TechFlow rapporte que, le 18 mars, selon un article de Business Insider, Jensen Huang, PDG de NVIDIA, a proposé, lors de sa conférence inaugurale au GTC 2026, d’intégrer le « token IA » — unité de facturation fondamentale pour le traitement de texte par les grands modèles linguistiques — dans les systèmes de rémunération des ingénieurs. Il a indiqué que la Silicon Valley avait déjà fait du « nombre de tokens alloués à un poste » un critère clé des négociations lors du recrutement, et qu’un accès aux quotas de tokens permettrait aux ingénieurs d’accroître significativement leur productivité.
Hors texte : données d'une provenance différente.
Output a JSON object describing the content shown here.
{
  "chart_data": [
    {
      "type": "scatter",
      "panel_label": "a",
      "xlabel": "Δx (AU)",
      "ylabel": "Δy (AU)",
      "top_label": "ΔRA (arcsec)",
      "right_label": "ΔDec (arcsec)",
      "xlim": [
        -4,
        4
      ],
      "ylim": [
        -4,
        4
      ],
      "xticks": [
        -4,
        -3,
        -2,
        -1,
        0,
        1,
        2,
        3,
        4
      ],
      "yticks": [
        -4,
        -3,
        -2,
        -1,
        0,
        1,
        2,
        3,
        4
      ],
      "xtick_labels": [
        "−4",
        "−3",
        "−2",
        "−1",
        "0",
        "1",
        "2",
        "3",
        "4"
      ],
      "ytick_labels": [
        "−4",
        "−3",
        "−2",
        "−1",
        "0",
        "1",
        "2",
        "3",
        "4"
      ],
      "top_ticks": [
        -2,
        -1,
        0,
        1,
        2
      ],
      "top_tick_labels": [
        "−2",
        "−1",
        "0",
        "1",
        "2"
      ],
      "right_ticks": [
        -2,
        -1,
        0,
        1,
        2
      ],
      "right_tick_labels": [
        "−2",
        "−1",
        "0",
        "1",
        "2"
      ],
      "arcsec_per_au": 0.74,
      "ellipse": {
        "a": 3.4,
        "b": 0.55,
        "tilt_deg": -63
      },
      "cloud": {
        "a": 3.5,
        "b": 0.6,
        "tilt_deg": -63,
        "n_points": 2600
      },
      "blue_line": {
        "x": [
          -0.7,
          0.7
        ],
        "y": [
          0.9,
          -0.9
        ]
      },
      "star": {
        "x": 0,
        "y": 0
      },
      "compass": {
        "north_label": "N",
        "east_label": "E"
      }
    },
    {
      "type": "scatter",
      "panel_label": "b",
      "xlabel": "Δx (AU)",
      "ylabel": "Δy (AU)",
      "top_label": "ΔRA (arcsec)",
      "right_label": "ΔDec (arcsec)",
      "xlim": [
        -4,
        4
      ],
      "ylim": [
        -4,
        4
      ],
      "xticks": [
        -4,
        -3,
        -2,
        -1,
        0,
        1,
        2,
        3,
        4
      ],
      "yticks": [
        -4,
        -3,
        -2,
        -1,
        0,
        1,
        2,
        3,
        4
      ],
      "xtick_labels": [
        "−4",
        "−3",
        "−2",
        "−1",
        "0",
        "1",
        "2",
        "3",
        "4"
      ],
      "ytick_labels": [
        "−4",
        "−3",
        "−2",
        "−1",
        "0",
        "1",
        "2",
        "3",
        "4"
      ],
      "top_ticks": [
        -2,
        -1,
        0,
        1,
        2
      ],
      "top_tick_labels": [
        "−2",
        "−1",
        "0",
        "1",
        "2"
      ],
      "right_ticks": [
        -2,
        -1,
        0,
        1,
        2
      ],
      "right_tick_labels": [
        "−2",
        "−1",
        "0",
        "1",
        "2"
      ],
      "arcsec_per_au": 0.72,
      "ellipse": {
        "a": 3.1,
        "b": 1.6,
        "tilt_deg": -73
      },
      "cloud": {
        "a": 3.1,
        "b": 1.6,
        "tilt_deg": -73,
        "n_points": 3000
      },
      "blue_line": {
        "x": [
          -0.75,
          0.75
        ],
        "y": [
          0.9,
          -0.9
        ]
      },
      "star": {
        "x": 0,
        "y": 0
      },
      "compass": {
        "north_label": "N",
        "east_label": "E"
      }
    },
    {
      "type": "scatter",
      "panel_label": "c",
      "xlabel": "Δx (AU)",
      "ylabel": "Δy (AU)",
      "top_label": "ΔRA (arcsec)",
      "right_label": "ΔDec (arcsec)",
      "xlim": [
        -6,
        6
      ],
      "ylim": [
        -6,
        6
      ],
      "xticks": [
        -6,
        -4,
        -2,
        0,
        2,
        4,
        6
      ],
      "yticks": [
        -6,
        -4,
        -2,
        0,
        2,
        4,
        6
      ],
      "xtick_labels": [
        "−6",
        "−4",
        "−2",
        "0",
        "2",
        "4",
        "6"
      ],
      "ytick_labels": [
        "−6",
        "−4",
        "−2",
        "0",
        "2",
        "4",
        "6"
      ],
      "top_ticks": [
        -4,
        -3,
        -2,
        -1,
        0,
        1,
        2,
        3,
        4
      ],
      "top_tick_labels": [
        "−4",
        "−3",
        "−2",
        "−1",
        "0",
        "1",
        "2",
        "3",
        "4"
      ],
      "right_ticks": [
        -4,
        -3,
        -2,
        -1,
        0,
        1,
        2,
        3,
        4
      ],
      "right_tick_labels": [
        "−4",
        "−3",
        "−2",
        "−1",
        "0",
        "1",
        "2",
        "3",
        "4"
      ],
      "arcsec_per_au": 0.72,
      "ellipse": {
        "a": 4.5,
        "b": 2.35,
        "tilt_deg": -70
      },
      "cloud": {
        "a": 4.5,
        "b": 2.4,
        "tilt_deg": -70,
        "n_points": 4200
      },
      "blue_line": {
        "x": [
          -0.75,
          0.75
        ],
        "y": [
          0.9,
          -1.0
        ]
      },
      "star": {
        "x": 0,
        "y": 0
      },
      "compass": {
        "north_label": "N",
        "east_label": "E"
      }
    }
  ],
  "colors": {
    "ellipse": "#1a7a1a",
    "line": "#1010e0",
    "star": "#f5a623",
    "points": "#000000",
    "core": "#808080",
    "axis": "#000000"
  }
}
Sam Altman, PDG d’OpenAI, envisage quant à lui une perspective plus large : lors de l’épisode du podcast All-In diffusé en mai 2024, il avait évoqué la possibilité future d’un modèle de « calcul de base universel » (Universal Basic Compute), selon lequel chaque citoyen se verrait attribuer un quota de puissance de calcul dédié à GPT-7, pouvant être utilisé personnellement, revendu ou encore affecté à des recherches contre le cancer. Ce mois-ci, lors de la conférence Infrastructure Summit organisée par BlackRock, Altman a également déclaré que l’activité principale des fournisseurs de modèles IA évoluerait progressivement vers la « vente de tokens », à l’instar des services publics tels que l’eau ou l’électricité.
Satya Nadella, PDG de Microsoft, met toutefois en garde : si la production à grande échelle de tokens ne parvient pas concrètement à améliorer l’efficacité dans les domaines de la santé, de l’éducation et des services publics, la société ne pourra durablement tolérer la consommation énergétique massive des centres de données IA.